ReallyTired · 25/08/2016 23:20

I think the issue is HOW languages are taught rather than the difficulty. If we are serious about teaching French in primary then we need mire than one lesson a week. Other countries do it by having PE, art and music in the target language as well as a language lesson. They also use a complete immersion approach. A lot of MFL lessons in England are completely conducted in Englidh by people with appauling accents.

BoneyBackJefferson · 25/08/2016 23:25

Tiggeryoubastard

MFL like various other subjects in school, is not promoted very well and in many schools suffers from a lack of time compared to other subjects.

To say that the OP is bad at teaching is crass, especially as you have no frame of referance

mimishimmi · 25/08/2016 23:28

Get them onto Pimsleur. I did both French and German at school, Spanish at university - required learning masses of words for each 'unit' (eg food and drink, culture, etc), very little of which I retained. Pimsleur got the grammar stuck in my head and my retention and ability to learn new words is also much better.

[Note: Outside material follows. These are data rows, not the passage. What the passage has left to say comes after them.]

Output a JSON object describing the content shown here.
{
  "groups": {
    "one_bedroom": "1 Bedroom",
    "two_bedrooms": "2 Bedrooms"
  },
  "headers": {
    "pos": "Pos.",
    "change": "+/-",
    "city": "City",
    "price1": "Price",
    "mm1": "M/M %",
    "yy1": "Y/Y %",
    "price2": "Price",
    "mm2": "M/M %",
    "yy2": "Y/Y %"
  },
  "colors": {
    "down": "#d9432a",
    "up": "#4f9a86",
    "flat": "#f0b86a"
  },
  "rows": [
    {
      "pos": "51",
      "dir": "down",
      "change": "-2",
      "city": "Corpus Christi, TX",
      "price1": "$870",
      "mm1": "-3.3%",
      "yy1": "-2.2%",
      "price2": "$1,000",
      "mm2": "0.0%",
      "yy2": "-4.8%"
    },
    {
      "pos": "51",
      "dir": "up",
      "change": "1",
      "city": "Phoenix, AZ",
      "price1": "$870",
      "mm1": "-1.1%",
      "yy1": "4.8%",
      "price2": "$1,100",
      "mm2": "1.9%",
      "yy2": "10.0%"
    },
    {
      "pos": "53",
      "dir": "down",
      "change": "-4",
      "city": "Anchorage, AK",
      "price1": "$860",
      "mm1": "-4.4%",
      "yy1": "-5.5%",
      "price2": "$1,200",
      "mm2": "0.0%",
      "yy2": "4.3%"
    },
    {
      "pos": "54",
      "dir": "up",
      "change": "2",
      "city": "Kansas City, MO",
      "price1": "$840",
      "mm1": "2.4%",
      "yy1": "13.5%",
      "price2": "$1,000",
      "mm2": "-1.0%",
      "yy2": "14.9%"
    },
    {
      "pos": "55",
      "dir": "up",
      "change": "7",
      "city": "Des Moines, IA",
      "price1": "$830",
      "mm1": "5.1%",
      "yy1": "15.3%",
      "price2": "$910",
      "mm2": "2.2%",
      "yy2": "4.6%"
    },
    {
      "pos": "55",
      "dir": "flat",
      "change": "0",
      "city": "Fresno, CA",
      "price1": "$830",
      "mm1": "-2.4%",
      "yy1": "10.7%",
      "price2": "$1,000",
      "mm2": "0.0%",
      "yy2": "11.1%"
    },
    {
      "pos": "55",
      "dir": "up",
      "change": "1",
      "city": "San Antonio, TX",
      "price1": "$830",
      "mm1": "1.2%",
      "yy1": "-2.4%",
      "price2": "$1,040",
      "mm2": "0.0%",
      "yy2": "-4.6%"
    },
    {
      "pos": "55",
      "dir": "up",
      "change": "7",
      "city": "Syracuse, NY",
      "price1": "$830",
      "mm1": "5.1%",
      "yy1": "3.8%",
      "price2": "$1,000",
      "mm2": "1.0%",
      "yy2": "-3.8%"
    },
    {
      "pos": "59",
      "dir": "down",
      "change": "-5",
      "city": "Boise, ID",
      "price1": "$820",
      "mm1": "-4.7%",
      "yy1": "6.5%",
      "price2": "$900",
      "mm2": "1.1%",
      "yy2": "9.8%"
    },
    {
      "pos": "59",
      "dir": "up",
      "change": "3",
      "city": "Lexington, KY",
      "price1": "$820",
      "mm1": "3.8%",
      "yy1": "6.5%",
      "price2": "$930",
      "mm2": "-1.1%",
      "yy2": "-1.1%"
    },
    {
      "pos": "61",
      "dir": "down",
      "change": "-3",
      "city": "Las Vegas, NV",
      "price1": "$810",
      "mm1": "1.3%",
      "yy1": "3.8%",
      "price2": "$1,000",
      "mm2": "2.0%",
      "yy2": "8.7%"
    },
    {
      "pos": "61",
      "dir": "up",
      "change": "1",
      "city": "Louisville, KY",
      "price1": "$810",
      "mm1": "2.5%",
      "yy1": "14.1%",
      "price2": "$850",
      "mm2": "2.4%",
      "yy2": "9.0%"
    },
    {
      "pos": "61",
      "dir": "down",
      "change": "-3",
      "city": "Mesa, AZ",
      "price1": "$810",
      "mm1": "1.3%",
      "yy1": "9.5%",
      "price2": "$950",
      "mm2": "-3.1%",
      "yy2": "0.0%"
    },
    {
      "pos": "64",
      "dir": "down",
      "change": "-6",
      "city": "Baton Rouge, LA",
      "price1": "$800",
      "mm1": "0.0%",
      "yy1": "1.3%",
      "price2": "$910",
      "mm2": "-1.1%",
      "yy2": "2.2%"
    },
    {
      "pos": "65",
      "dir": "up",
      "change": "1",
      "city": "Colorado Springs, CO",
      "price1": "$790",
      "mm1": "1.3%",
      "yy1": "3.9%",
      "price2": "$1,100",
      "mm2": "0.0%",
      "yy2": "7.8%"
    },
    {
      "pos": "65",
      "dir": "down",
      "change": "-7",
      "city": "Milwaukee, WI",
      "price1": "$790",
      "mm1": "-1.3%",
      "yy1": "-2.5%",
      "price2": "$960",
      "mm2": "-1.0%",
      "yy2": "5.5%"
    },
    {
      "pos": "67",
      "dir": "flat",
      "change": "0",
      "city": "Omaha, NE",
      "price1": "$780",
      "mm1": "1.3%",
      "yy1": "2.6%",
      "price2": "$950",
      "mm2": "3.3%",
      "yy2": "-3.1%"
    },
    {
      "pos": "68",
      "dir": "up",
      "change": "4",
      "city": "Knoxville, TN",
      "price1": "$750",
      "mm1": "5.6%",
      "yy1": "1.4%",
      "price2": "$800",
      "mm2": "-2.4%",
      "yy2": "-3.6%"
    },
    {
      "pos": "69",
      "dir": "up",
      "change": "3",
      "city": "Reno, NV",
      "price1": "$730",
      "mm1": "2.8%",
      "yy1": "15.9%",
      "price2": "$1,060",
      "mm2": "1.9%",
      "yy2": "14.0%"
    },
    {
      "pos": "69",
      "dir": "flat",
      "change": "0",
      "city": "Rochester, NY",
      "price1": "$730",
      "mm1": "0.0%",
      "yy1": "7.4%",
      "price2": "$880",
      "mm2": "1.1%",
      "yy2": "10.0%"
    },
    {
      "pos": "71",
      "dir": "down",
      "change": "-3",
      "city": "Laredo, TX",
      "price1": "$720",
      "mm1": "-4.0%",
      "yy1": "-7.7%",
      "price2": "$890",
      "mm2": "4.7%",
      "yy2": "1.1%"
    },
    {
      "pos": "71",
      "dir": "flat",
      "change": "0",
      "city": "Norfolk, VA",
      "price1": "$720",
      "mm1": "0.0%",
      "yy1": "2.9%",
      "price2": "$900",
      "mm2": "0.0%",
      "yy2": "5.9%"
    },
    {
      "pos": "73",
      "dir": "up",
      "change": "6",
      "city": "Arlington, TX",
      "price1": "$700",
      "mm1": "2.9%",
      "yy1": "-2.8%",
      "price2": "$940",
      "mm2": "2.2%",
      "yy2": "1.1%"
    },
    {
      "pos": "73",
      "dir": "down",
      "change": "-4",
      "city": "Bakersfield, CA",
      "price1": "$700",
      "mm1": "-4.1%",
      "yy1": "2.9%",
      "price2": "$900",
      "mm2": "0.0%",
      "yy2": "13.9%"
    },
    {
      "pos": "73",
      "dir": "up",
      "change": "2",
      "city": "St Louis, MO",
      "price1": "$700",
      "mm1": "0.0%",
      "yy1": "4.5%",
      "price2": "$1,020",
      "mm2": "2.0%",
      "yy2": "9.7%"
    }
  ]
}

BertieBotts · 25/08/2016 23:53

I can agree with the European examples.

We live in Germany and the second language starts in the first year of primary school. As far as I can tell it isn't really assessed at all and despite learning French for a year DS can count to thirty and say his name. I don't really expect him to have any usable French by the time he leaves primary school in three years - but what I do expect is that he'll have a level of familiarity with the language which would enable him to pick it up when he starts secondary and run with it much easier than someone who has had absolutely no exposure to French aged 11.

I teach English and one of my students when I first started was doing her Abitur which is similar to A Levels (but much broader, very intensive, similar in many ways to IB). She gave me a copy of the text they were studying and I was amazed to find it was the same text I'd studied myself for GCSE in my native language.

The expectations are really high and adults often seem embarrassed if they don't know any/much English. 95% of people can communicate at a basic level, even if they went to "Realschule" (not as intensive as the Abitur) and most will throw their hands up and apologise for their "Only school English!" as though this is some terrible standard when it's actually, while not perfect, perfectly adequate for communicating in most situations. I find it's only much older people who say they didn't learn any English at school at all (and this is in part because we live on the French border so they tend to do French first here.)

I was really interested in languages at school but I didn't get very far in them even though I got a B in French.